Verleihung von Ehrenamtskarten 2008 in der Samtgemeinde Liebenau

kopie-ehrenamtstag-liebenau-klein-2008.JPGVierzehn aktiv ehrenamtlich tätige Personen aus Binnen und Liebenau haben am Donnerstagabend anlässlich einer Feierstunde im Rathausdie in Niedersachsen neu eingeführte Ehrenamtskarte erhalten. In Anerkennung und Würdigung des geleisteten bürgerschaftlichen Engagements erhielten diese besondere Auszeichnung Inga Vehrenkamp, Karla Friedrichs, Inge Linderkamp, Julia Loges, Herbert Nordbrock, Fritz Linderkamp, Angelika Leesemann, Monika Mausolf, Ernst Eickhoff, Werner Bargemann, Gerhard Lange, Werner Görisch, Dick van der Meer und Dieter Dehmel .
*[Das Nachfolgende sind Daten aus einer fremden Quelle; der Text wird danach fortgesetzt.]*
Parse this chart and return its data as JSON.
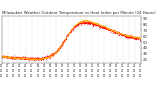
{
  "title": "Milwaukee Weather Outdoor Temperature vs Heat Index per Minute (24 Hours)",
  "title_fontsize": 2.8,
  "bg_color": "#ffffff",
  "grid_color": "#aaaaaa",
  "line_color_temp": "#ff0000",
  "line_color_heat": "#ffaa00",
  "ylim": [
    15,
    95
  ],
  "yticks": [
    20,
    30,
    40,
    50,
    60,
    70,
    80,
    90
  ],
  "ytick_fontsize": 2.8,
  "xtick_fontsize": 1.8,
  "temp_data": [
    25,
    24,
    23,
    22,
    22,
    21,
    21,
    22,
    25,
    32,
    45,
    62,
    75,
    82,
    83,
    81,
    78,
    74,
    70,
    66,
    62,
    59,
    57,
    55
  ],
  "heat_data": [
    25,
    24,
    23,
    22,
    22,
    21,
    21,
    22,
    25,
    32,
    45,
    62,
    76,
    84,
    86,
    84,
    80,
    76,
    71,
    67,
    63,
    60,
    58,
    56
  ],
  "vline_pos": 6,
  "vline_color": "#888888"
}
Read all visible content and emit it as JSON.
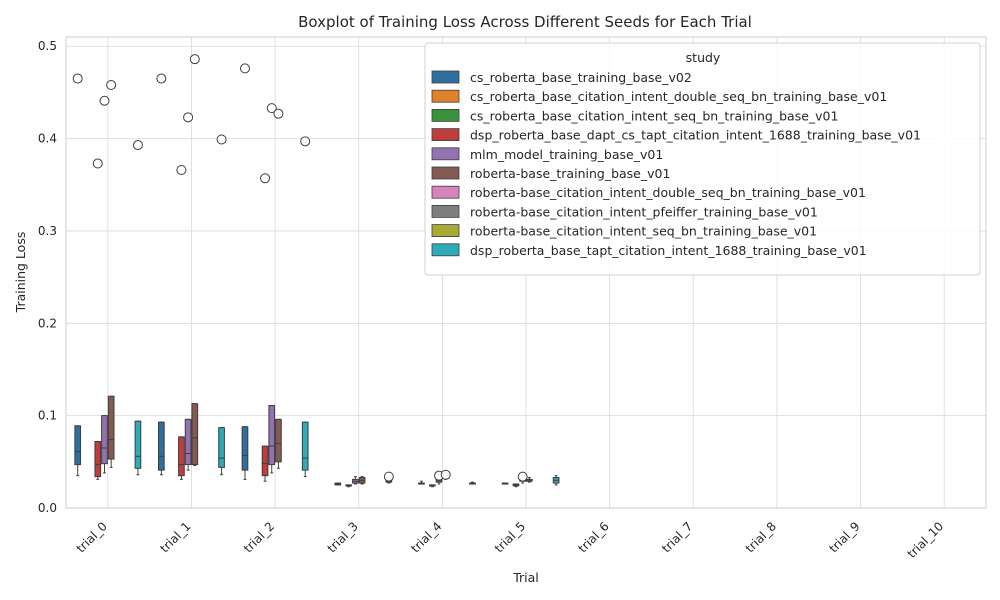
{
  "chart_data": {
    "type": "box",
    "title": "Boxplot of Training Loss Across Different Seeds for Each Trial",
    "xlabel": "Trial",
    "ylabel": "Training Loss",
    "ylim": [
      0,
      0.51
    ],
    "yticks": [
      "0.0",
      "0.1",
      "0.2",
      "0.3",
      "0.4",
      "0.5"
    ],
    "ytick_values": [
      0,
      0.1,
      0.2,
      0.3,
      0.4,
      0.5
    ],
    "grid": true,
    "legend_title": "study",
    "legend_position": "top-right",
    "categories": [
      "trial_0",
      "trial_1",
      "trial_2",
      "trial_3",
      "trial_4",
      "trial_5",
      "trial_6",
      "trial_7",
      "trial_8",
      "trial_9",
      "trial_10"
    ],
    "series": [
      {
        "name": "cs_roberta_base_training_base_v02",
        "color": "#2f6f9e",
        "boxes": [
          {
            "trial": 0,
            "whislo": 0.035,
            "q1": 0.047,
            "med": 0.061,
            "q3": 0.089,
            "whishi": 0.089,
            "fliers": [
              0.465
            ]
          },
          {
            "trial": 1,
            "whislo": 0.036,
            "q1": 0.041,
            "med": 0.056,
            "q3": 0.093,
            "whishi": 0.093,
            "fliers": [
              0.465
            ]
          },
          {
            "trial": 2,
            "whislo": 0.031,
            "q1": 0.041,
            "med": 0.057,
            "q3": 0.088,
            "whishi": 0.088,
            "fliers": [
              0.476
            ]
          }
        ]
      },
      {
        "name": "cs_roberta_base_citation_intent_double_seq_bn_training_base_v01",
        "color": "#e1812c",
        "boxes": []
      },
      {
        "name": "cs_roberta_base_citation_intent_seq_bn_training_base_v01",
        "color": "#3a923a",
        "boxes": []
      },
      {
        "name": "dsp_roberta_base_dapt_cs_tapt_citation_intent_1688_training_base_v01",
        "color": "#c03d3e",
        "boxes": [
          {
            "trial": 0,
            "whislo": 0.031,
            "q1": 0.034,
            "med": 0.047,
            "q3": 0.072,
            "whishi": 0.072,
            "fliers": [
              0.373
            ]
          },
          {
            "trial": 1,
            "whislo": 0.031,
            "q1": 0.035,
            "med": 0.047,
            "q3": 0.077,
            "whishi": 0.077,
            "fliers": [
              0.366
            ]
          },
          {
            "trial": 2,
            "whislo": 0.029,
            "q1": 0.035,
            "med": 0.048,
            "q3": 0.067,
            "whishi": 0.067,
            "fliers": [
              0.357
            ]
          },
          {
            "trial": 3,
            "whislo": 0.023,
            "q1": 0.024,
            "med": 0.024,
            "q3": 0.025,
            "whishi": 0.025,
            "fliers": []
          },
          {
            "trial": 4,
            "whislo": 0.023,
            "q1": 0.024,
            "med": 0.024,
            "q3": 0.025,
            "whishi": 0.025,
            "fliers": []
          },
          {
            "trial": 5,
            "whislo": 0.023,
            "q1": 0.024,
            "med": 0.025,
            "q3": 0.026,
            "whishi": 0.026,
            "fliers": []
          }
        ]
      },
      {
        "name": "mlm_model_training_base_v01",
        "color": "#9372b2",
        "boxes": [
          {
            "trial": 0,
            "whislo": 0.038,
            "q1": 0.048,
            "med": 0.065,
            "q3": 0.1,
            "whishi": 0.1,
            "fliers": [
              0.441
            ]
          },
          {
            "trial": 1,
            "whislo": 0.041,
            "q1": 0.047,
            "med": 0.059,
            "q3": 0.096,
            "whishi": 0.096,
            "fliers": [
              0.423
            ]
          },
          {
            "trial": 2,
            "whislo": 0.038,
            "q1": 0.047,
            "med": 0.067,
            "q3": 0.111,
            "whishi": 0.111,
            "fliers": [
              0.433
            ]
          },
          {
            "trial": 3,
            "whislo": 0.026,
            "q1": 0.027,
            "med": 0.029,
            "q3": 0.031,
            "whishi": 0.034,
            "fliers": []
          },
          {
            "trial": 4,
            "whislo": 0.026,
            "q1": 0.028,
            "med": 0.029,
            "q3": 0.031,
            "whishi": 0.032,
            "fliers": [
              0.035
            ]
          },
          {
            "trial": 5,
            "whislo": 0.027,
            "q1": 0.029,
            "med": 0.03,
            "q3": 0.032,
            "whishi": 0.033,
            "fliers": [
              0.034
            ]
          }
        ]
      },
      {
        "name": "roberta-base_training_base_v01",
        "color": "#845b53",
        "boxes": [
          {
            "trial": 0,
            "whislo": 0.044,
            "q1": 0.053,
            "med": 0.074,
            "q3": 0.121,
            "whishi": 0.121,
            "fliers": [
              0.458
            ]
          },
          {
            "trial": 1,
            "whislo": 0.046,
            "q1": 0.047,
            "med": 0.076,
            "q3": 0.113,
            "whishi": 0.113,
            "fliers": [
              0.486
            ]
          },
          {
            "trial": 2,
            "whislo": 0.043,
            "q1": 0.05,
            "med": 0.07,
            "q3": 0.096,
            "whishi": 0.096,
            "fliers": [
              0.427
            ]
          },
          {
            "trial": 3,
            "whislo": 0.026,
            "q1": 0.027,
            "med": 0.03,
            "q3": 0.033,
            "whishi": 0.034,
            "fliers": []
          },
          {
            "trial": 4,
            "whislo": 0.031,
            "q1": 0.032,
            "med": 0.033,
            "q3": 0.034,
            "whishi": 0.035,
            "fliers": [
              0.036
            ]
          },
          {
            "trial": 5,
            "whislo": 0.028,
            "q1": 0.029,
            "med": 0.03,
            "q3": 0.031,
            "whishi": 0.033,
            "fliers": []
          }
        ]
      },
      {
        "name": "roberta-base_citation_intent_double_seq_bn_training_base_v01",
        "color": "#d684bd",
        "boxes": []
      },
      {
        "name": "roberta-base_citation_intent_pfeiffer_training_base_v01",
        "color": "#7f7f7f",
        "boxes": []
      },
      {
        "name": "roberta-base_citation_intent_seq_bn_training_base_v01",
        "color": "#a9aa35",
        "boxes": []
      },
      {
        "name": "dsp_roberta_base_tapt_citation_intent_1688_training_base_v01",
        "color": "#2eabb8",
        "boxes": [
          {
            "trial": 0,
            "whislo": 0.036,
            "q1": 0.043,
            "med": 0.056,
            "q3": 0.094,
            "whishi": 0.094,
            "fliers": [
              0.393
            ]
          },
          {
            "trial": 1,
            "whislo": 0.036,
            "q1": 0.044,
            "med": 0.054,
            "q3": 0.087,
            "whishi": 0.087,
            "fliers": [
              0.399
            ]
          },
          {
            "trial": 2,
            "whislo": 0.034,
            "q1": 0.041,
            "med": 0.054,
            "q3": 0.093,
            "whishi": 0.093,
            "fliers": [
              0.397
            ]
          },
          {
            "trial": 3,
            "whislo": 0.027,
            "q1": 0.028,
            "med": 0.029,
            "q3": 0.03,
            "whishi": 0.03,
            "fliers": [
              0.034
            ]
          },
          {
            "trial": 4,
            "whislo": 0.026,
            "q1": 0.026,
            "med": 0.027,
            "q3": 0.027,
            "whishi": 0.028,
            "fliers": []
          },
          {
            "trial": 5,
            "whislo": 0.025,
            "q1": 0.027,
            "med": 0.03,
            "q3": 0.033,
            "whishi": 0.035,
            "fliers": []
          }
        ]
      }
    ],
    "extra_trial_boxes": [
      {
        "trial": 3,
        "color": "#2f6f9e",
        "whislo": 0.025,
        "q1": 0.025,
        "med": 0.026,
        "q3": 0.027,
        "whishi": 0.027
      },
      {
        "trial": 4,
        "color": "#2f6f9e",
        "whislo": 0.026,
        "q1": 0.026,
        "med": 0.027,
        "q3": 0.027,
        "whishi": 0.029
      },
      {
        "trial": 5,
        "color": "#2f6f9e",
        "whislo": 0.026,
        "q1": 0.026,
        "med": 0.026,
        "q3": 0.027,
        "whishi": 0.027
      }
    ]
  }
}
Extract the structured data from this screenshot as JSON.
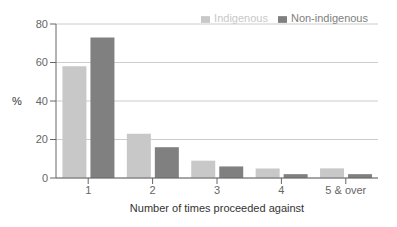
{
  "chart_data": {
    "type": "bar",
    "categories": [
      "1",
      "2",
      "3",
      "4",
      "5 & over"
    ],
    "series": [
      {
        "name": "Indigenous",
        "color": "#c8c8c8",
        "values": [
          58,
          23,
          9,
          5,
          5
        ]
      },
      {
        "name": "Non-indigenous",
        "color": "#808080",
        "values": [
          73,
          16,
          6,
          2,
          2
        ]
      }
    ],
    "xlabel": "Number of times proceeded against",
    "ylabel": "%",
    "ylim": [
      0,
      80
    ],
    "yticks": [
      0,
      20,
      40,
      60,
      80
    ],
    "grid": true,
    "legend": "upper right"
  }
}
Das Land Niedersachsen hat gemeinsam mit den Kommunen in Niedersachsen die Ehrenamtskarte eingeführt. Die Ehrenamtskarte ist Teil der umfänglichen Kultur zur Würdigung und Anerkennung geleisteten bürgerschaftlichen Engagements in Niedersachsen. Auch im Landkreis Nienburg/Weser ist das ehrenamtliche Engagement ein wesentlicher Stützpfeiler des Vereins- und Gesellschaftslebens. Die Bedeutung des Ehrenamtes kann daher nicht oft genug herausgestellt werden. Ministerpräsident Wulff hat bei seiner Rede zur Einführung der Ehrenamtskarte im besonderen darauf hingewiesen, dass es in unserer kommunalen Selbstverwaltung notwendig ist, das bürgerschaftliche Engagement weiter auszubauen, vor allem darum, um die Verantwortung des Einzelnen für das Gemeinwohl zu stärken, ihm Chancen zu bieten, an der Zukunftsgestaltung der Gesellschaft mitzuwirken, sich in seinem Umfeld zu engagieren, seine Ideen, seine Kreativität, seine Zeit und seine Erfahrung einzubringen, auch und gerade zum Wohle anderer. Der Landkreis Nienburg/Weser hat diese Ideen aufgegriffen und im Rahmen einer Auftaktveranstaltung im Dezember 2007 die Ehrenamtskarte kreisweit eingeführt, durch die dieses Engagement ehrenamtlich Tätiger in besonderer Weise gewürdigt werden soll. Diese Ehrenamtskarte ist Ausdruck öffentlicher Anerkennung. Mit der Ehrenamtskarte soll denen etwas zurückgeben werden, die sich in herausragender Weise für den Nächsten und für das Gemeinwohl einsetzen. Ehrenamt und Hilfsbereitschaft sind Kernelemente einer menschlichen und erfolgreichen Gesellschaft, einer aktiven Bürgergesellschaft, die in der Samtgemeinde Liebenau besonders ausgeprägt ist. „Ohne unsere Bürger, ohne eine solche Bürgergesellschaft wäre unsere Demokratie nicht lebensfähig, würde unsere Demokratie nicht so gut in einer kleinen Keimzelle der Kommune, unserem lebenswerten Gemeinwesen, funktionieren“, sagte Samtgemeindebürgermeister Walter Eisner anlässlich seiner Rede in der Feierstunde.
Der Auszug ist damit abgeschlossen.